In der Praxis werden die Werkzeuge und Methoden des IFM in der vorausschauenden Zustandsüberwachung eingesetzt. Die kontinuierliche Überwachung von Betriebs- und Anlagendaten, insbesondere von Verschleißteilen führt zu Vorhersagen, die nicht lediglich auf Basis der Anzahl der Betriebsstunden beruhen, sondern auf dem, was eine Anlage oder ein Anlagenteil tatsächlich geleistet hat. Denn es macht einen Unterschied, ob Aufzüge stets voll besetzt oder nur mit einer Person belegt sind, ob Außenjalousien häufig verstellt oder nur hoch- und heruntergefahren werden, oder ob eine Klimaanlage in einem heißen Sommer plötzlich viele Stunden bei Außentemperaturen von über 30°C betrieben werden. Je komplexer die Anlage und der Anwendungsfall, desto wichtiger ist es, detaillierte Daten über die wirkliche Nutzung auszuwerten, um im Abwägen zwischen Wartungs- und Instandhaltungskosten einerseits sowie Sicherheit und Zuverlässigkeit andererseits abwägen zu können und am Ende nicht als Verlierer dazustehen.

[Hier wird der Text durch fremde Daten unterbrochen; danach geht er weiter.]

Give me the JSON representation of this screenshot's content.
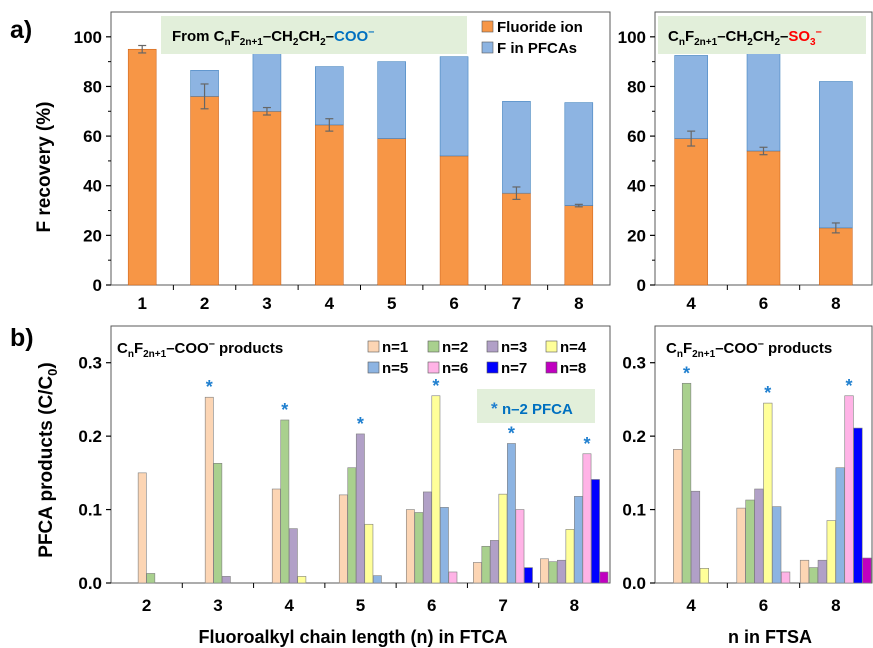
{
  "figure": {
    "panel_a_label": "a)",
    "panel_b_label": "b)",
    "a_ylabel": "F recovery (%)",
    "b_ylabel_main": "PFCA products (C/C",
    "b_ylabel_sub": "0",
    "b_ylabel_end": ")",
    "b_left_xlabel": "Fluoroalkyl chain length (n) in FTCA",
    "b_right_xlabel": "n in FTSA"
  },
  "titles": {
    "a_left": [
      "From C",
      "n",
      "F",
      "2n+1",
      "–CH",
      "2",
      "CH",
      "2",
      "–",
      "COO",
      "–"
    ],
    "a_right": [
      "C",
      "n",
      "F",
      "2n+1",
      "–CH",
      "2",
      "CH",
      "2",
      "–",
      "SO",
      "3",
      "–"
    ],
    "b_left": [
      "C",
      "n",
      "F",
      "2n+1",
      "–COO",
      "–",
      " products"
    ],
    "b_right": [
      "C",
      "n",
      "F",
      "2n+1",
      "–COO",
      "–",
      " products"
    ],
    "b_annotation_star": "*",
    "b_annotation_text": "n–2 PFCA"
  },
  "colors": {
    "fluoride": "#F79646",
    "pfca": "#8DB4E2",
    "blue_text": "#0070C0",
    "red_text": "#FF0000",
    "star": "#1F7FCF",
    "title_box": "#E2EFDA",
    "n_colors": [
      "#FCD5B4",
      "#A9D08E",
      "#B1A0C7",
      "#FFFF99",
      "#8DB4E2",
      "#FFB3E6",
      "#0000FF",
      "#C000C0"
    ]
  },
  "chart_data": [
    {
      "type": "bar",
      "stacked": true,
      "categories": [
        "1",
        "2",
        "3",
        "4",
        "5",
        "6",
        "7",
        "8"
      ],
      "series": [
        {
          "name": "Fluoride ion",
          "values": [
            95,
            76,
            70,
            64.5,
            59,
            52,
            37,
            32
          ],
          "errors": [
            1.5,
            5,
            1.5,
            2.5,
            0,
            0,
            2.5,
            0.5
          ]
        },
        {
          "name": "F in PFCAs",
          "values": [
            0,
            10.5,
            23.5,
            23.5,
            31,
            40,
            37,
            41.5
          ]
        }
      ],
      "ylim": [
        0,
        110
      ],
      "yticks": [
        0,
        20,
        40,
        60,
        80,
        100
      ],
      "ylabel": "F recovery (%)",
      "legend": "top-right"
    },
    {
      "type": "bar",
      "stacked": true,
      "categories": [
        "4",
        "6",
        "8"
      ],
      "series": [
        {
          "name": "Fluoride ion",
          "values": [
            59,
            54,
            23
          ],
          "errors": [
            3,
            1.5,
            2
          ]
        },
        {
          "name": "F in PFCAs",
          "values": [
            33.5,
            41,
            59
          ]
        }
      ],
      "ylim": [
        0,
        110
      ],
      "yticks": [
        0,
        20,
        40,
        60,
        80,
        100
      ]
    },
    {
      "type": "bar",
      "categories": [
        "2",
        "3",
        "4",
        "5",
        "6",
        "7",
        "8"
      ],
      "series": [
        {
          "name": "n=1",
          "values": [
            0.15,
            0.253,
            0.128,
            0.12,
            0.1,
            0.028,
            0.033
          ]
        },
        {
          "name": "n=2",
          "values": [
            0.013,
            0.163,
            0.222,
            0.157,
            0.096,
            0.05,
            0.029
          ]
        },
        {
          "name": "n=3",
          "values": [
            null,
            0.009,
            0.074,
            0.203,
            0.124,
            0.058,
            0.031
          ]
        },
        {
          "name": "n=4",
          "values": [
            null,
            null,
            0.009,
            0.08,
            0.255,
            0.121,
            0.073
          ]
        },
        {
          "name": "n=5",
          "values": [
            null,
            null,
            null,
            0.01,
            0.103,
            0.19,
            0.118
          ]
        },
        {
          "name": "n=6",
          "values": [
            null,
            null,
            null,
            null,
            0.015,
            0.1,
            0.176
          ]
        },
        {
          "name": "n=7",
          "values": [
            null,
            null,
            null,
            null,
            null,
            0.021,
            0.141
          ]
        },
        {
          "name": "n=8",
          "values": [
            null,
            null,
            null,
            null,
            null,
            null,
            0.015
          ]
        }
      ],
      "stars": [
        {
          "category": "3",
          "series": "n=1"
        },
        {
          "category": "4",
          "series": "n=2"
        },
        {
          "category": "5",
          "series": "n=3"
        },
        {
          "category": "6",
          "series": "n=4"
        },
        {
          "category": "7",
          "series": "n=5"
        },
        {
          "category": "8",
          "series": "n=6"
        }
      ],
      "ylim": [
        0,
        0.35
      ],
      "yticks": [
        "0.0",
        "0.1",
        "0.2",
        "0.3"
      ],
      "ylabel": "PFCA products (C/C0)",
      "xlabel": "Fluoroalkyl chain length (n) in FTCA",
      "legend": "top-right"
    },
    {
      "type": "bar",
      "categories": [
        "4",
        "6",
        "8"
      ],
      "series": [
        {
          "name": "n=1",
          "values": [
            0.182,
            0.102,
            0.031
          ]
        },
        {
          "name": "n=2",
          "values": [
            0.272,
            0.113,
            0.021
          ]
        },
        {
          "name": "n=3",
          "values": [
            0.125,
            0.128,
            0.031
          ]
        },
        {
          "name": "n=4",
          "values": [
            0.02,
            0.245,
            0.085
          ]
        },
        {
          "name": "n=5",
          "values": [
            null,
            0.104,
            0.157
          ]
        },
        {
          "name": "n=6",
          "values": [
            null,
            0.015,
            0.255
          ]
        },
        {
          "name": "n=7",
          "values": [
            null,
            null,
            0.211
          ]
        },
        {
          "name": "n=8",
          "values": [
            null,
            null,
            0.034
          ]
        }
      ],
      "stars": [
        {
          "category": "4",
          "series": "n=2"
        },
        {
          "category": "6",
          "series": "n=4"
        },
        {
          "category": "8",
          "series": "n=6"
        }
      ],
      "ylim": [
        0,
        0.35
      ],
      "yticks": [
        "0.0",
        "0.1",
        "0.2",
        "0.3"
      ],
      "xlabel": "n in FTSA"
    }
  ]
}
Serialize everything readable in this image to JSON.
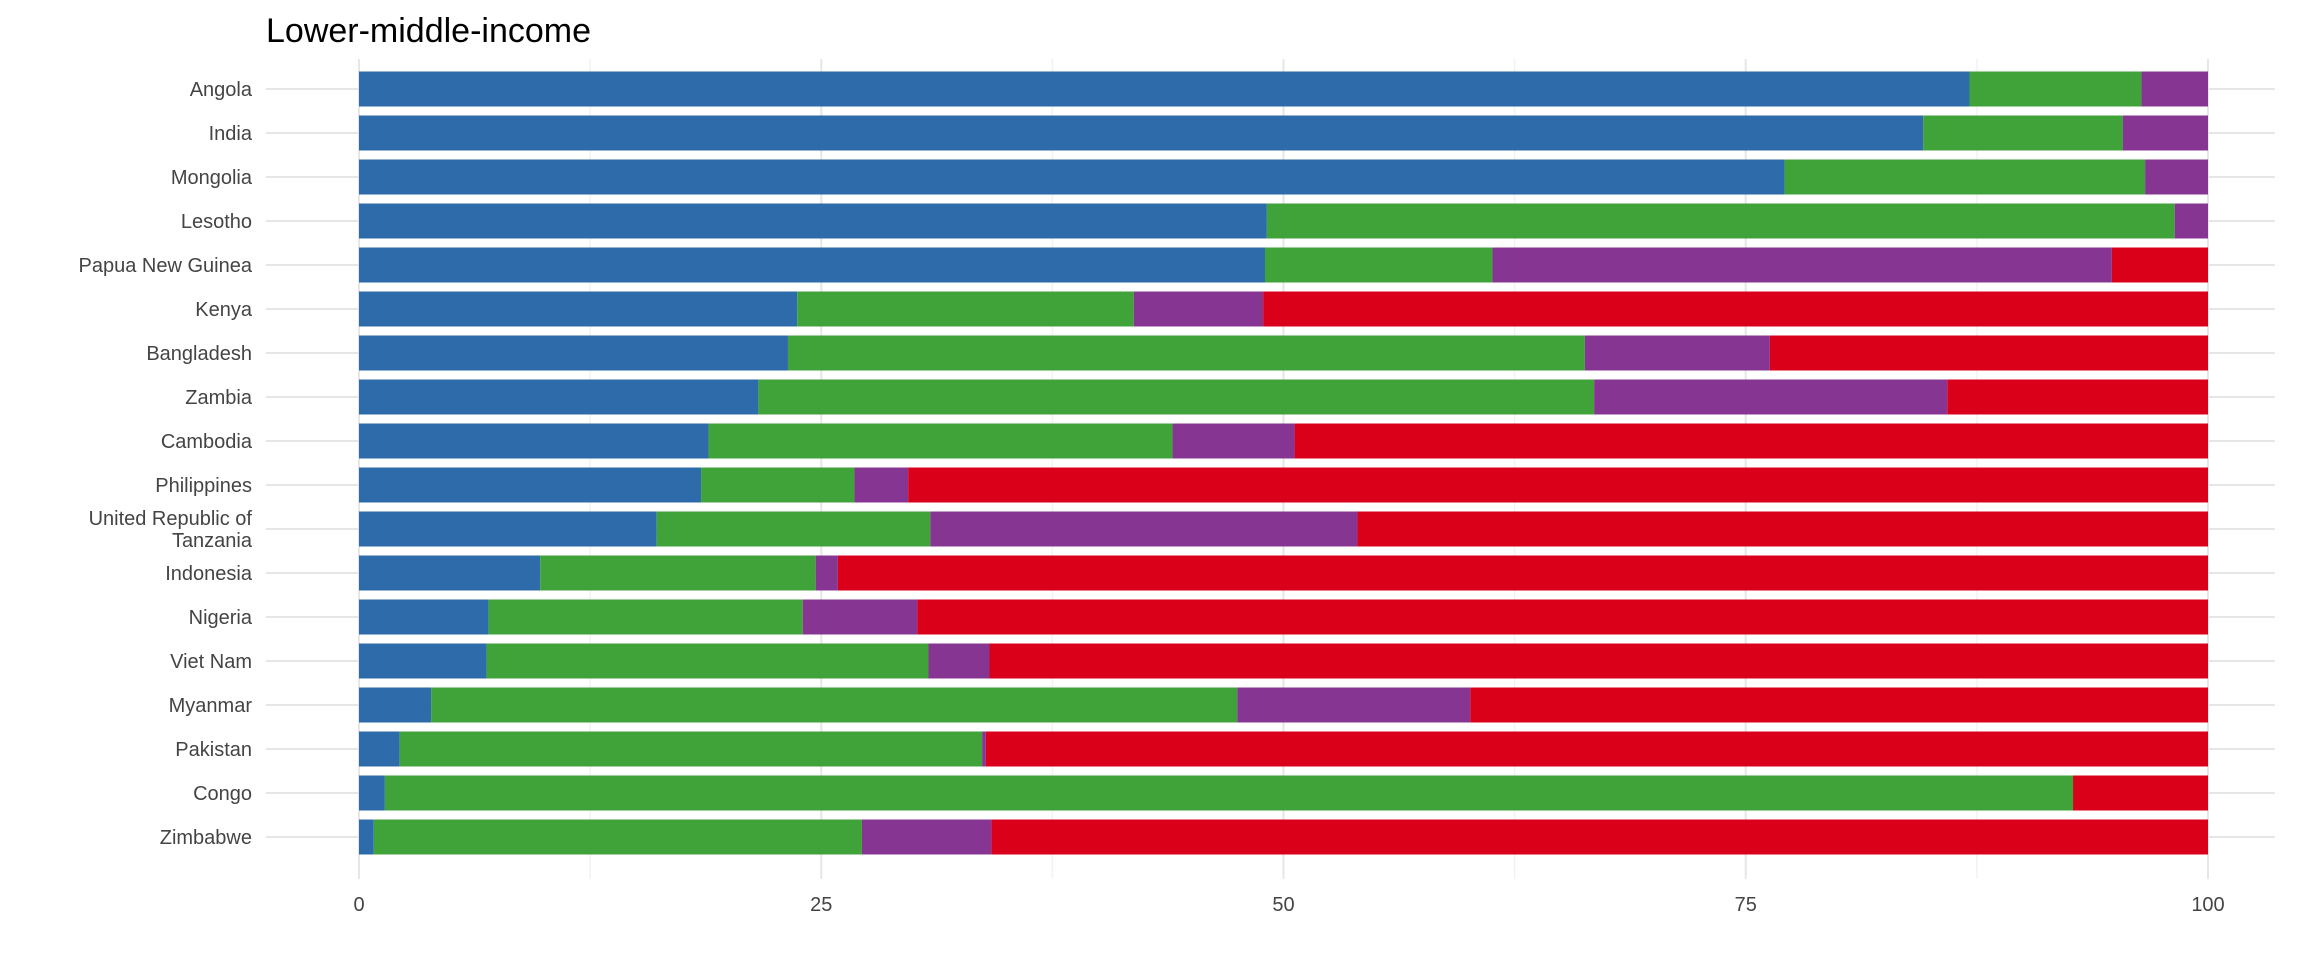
{
  "chart_data": {
    "type": "bar",
    "orientation": "horizontal",
    "stacked": true,
    "title": "Lower-middle-income",
    "xlabel": "",
    "ylabel": "",
    "xlim": [
      0,
      100
    ],
    "xticks": [
      "0",
      "25",
      "50",
      "75",
      "100"
    ],
    "grid": true,
    "legend": "none",
    "categories": [
      "Angola",
      "India",
      "Mongolia",
      "Lesotho",
      "Papua New Guinea",
      "Kenya",
      "Bangladesh",
      "Zambia",
      "Cambodia",
      "Philippines",
      "United Republic of Tanzania",
      "Indonesia",
      "Nigeria",
      "Viet Nam",
      "Myanmar",
      "Pakistan",
      "Congo",
      "Zimbabwe"
    ],
    "category_labels": [
      "Angola",
      "India",
      "Mongolia",
      "Lesotho",
      "Papua New Guinea",
      "Kenya",
      "Bangladesh",
      "Zambia",
      "Cambodia",
      "Philippines",
      "United Republic of\nTanzania",
      "Indonesia",
      "Nigeria",
      "Viet Nam",
      "Myanmar",
      "Pakistan",
      "Congo",
      "Zimbabwe"
    ],
    "series": [
      {
        "color": "#2E6BAB",
        "values": [
          87.1,
          84.6,
          77.1,
          49.1,
          49.0,
          23.7,
          23.2,
          21.6,
          18.9,
          18.5,
          16.1,
          9.8,
          7.0,
          6.9,
          3.9,
          2.2,
          1.4,
          0.8
        ]
      },
      {
        "color": "#3FA33A",
        "values": [
          9.3,
          10.8,
          19.5,
          49.1,
          12.3,
          18.2,
          43.1,
          45.2,
          25.1,
          8.3,
          14.8,
          14.9,
          17.0,
          23.9,
          43.6,
          31.5,
          91.3,
          26.4
        ]
      },
      {
        "color": "#873592",
        "values": [
          3.6,
          4.6,
          3.4,
          1.8,
          33.5,
          7.0,
          10.0,
          19.1,
          6.6,
          2.9,
          23.1,
          1.2,
          6.2,
          3.3,
          12.6,
          0.2,
          0.0,
          7.0
        ]
      },
      {
        "color": "#DB0019",
        "values": [
          0.0,
          0.0,
          0.0,
          0.0,
          5.2,
          51.1,
          23.7,
          14.1,
          49.4,
          70.3,
          46.0,
          74.1,
          69.8,
          65.9,
          39.9,
          66.1,
          7.3,
          65.8
        ]
      }
    ]
  }
}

Ein weiteres hochinteressantes Spielfeld sind Vorhersagen zu Energieverbräuchen sowie die Vorausplanung von Verbrauchsmitteln und Wartungen. Abhängig von der Belegung von Gebäuden, Wetterverläufen, saisonalen Schwankungen usw. kann das zielgenaue Vorausplanen von Verbräuchen dazu beitragen, dass einkaufsseitig Tarife rechtzeitig optimiert und somit Kosten eingespart werden. Wird beispielsweise ein Bürogebäude im Rahmen eines größeren Projekts über ein Jahr mit 150 zusätzlichen Mitarbeitern belegt, so hat dies je nach Jahreszeit erhebliche Auswirkungen auf den Bedarf an Heizung oder an Klimatisierung. Kann durch Prognosen rechtzeitig und präzise auf solche Anforderungen reagiert werden, können Energieverträge so angepasst werden, dass teure Schwellwertverletzungen in den geplanten Verbräuchen vermieden werden. Aber auch die Bestellungen für Papierhandtücher und die Wartungsintervalle für die Drehtür mit der Zutrittskontrolle können entsprechend terminiert werden, sodass nicht der Fall eintritt, dass Mitarbeiter auf Grund eines Defekts der Tür Wintertags teure Arbeitszeit vor verschlossener Tür verbringen oder sich einfach über fehlende Papierhandtücher ärgern.

IFM zahlt sich aus

Gebäudeinfrastruktur wird häufig erst dann bewusst wahrgenommen, wenn sie nicht funktioniert. In diesem Zusammenhang hat sich IFM als Methodik bereits bewährt, wenn es darum geht, einerseits Sicherheit und Zuverlässigkeit zu gewährleisten, andererseits aber kosten- und umweltbewusst zu handeln. Dies wird dadurch möglich, dass die intensive Analyse der großen anfallenden Datenmengen Vorhersagen, also den Blick in die Zukunft zulässt. Die weiter wachsende Verbreitung und die einhergehenden fallenden Preise für IT-Komponenten im Bereich der Gebäudeinfrastruktur werden dazu führen, dass IFM nicht mehr nur für große Gebäudekomplexe, sondern auch für die breite Masse an öffentlichen und gewerblichen Gebäuden attraktiver wird.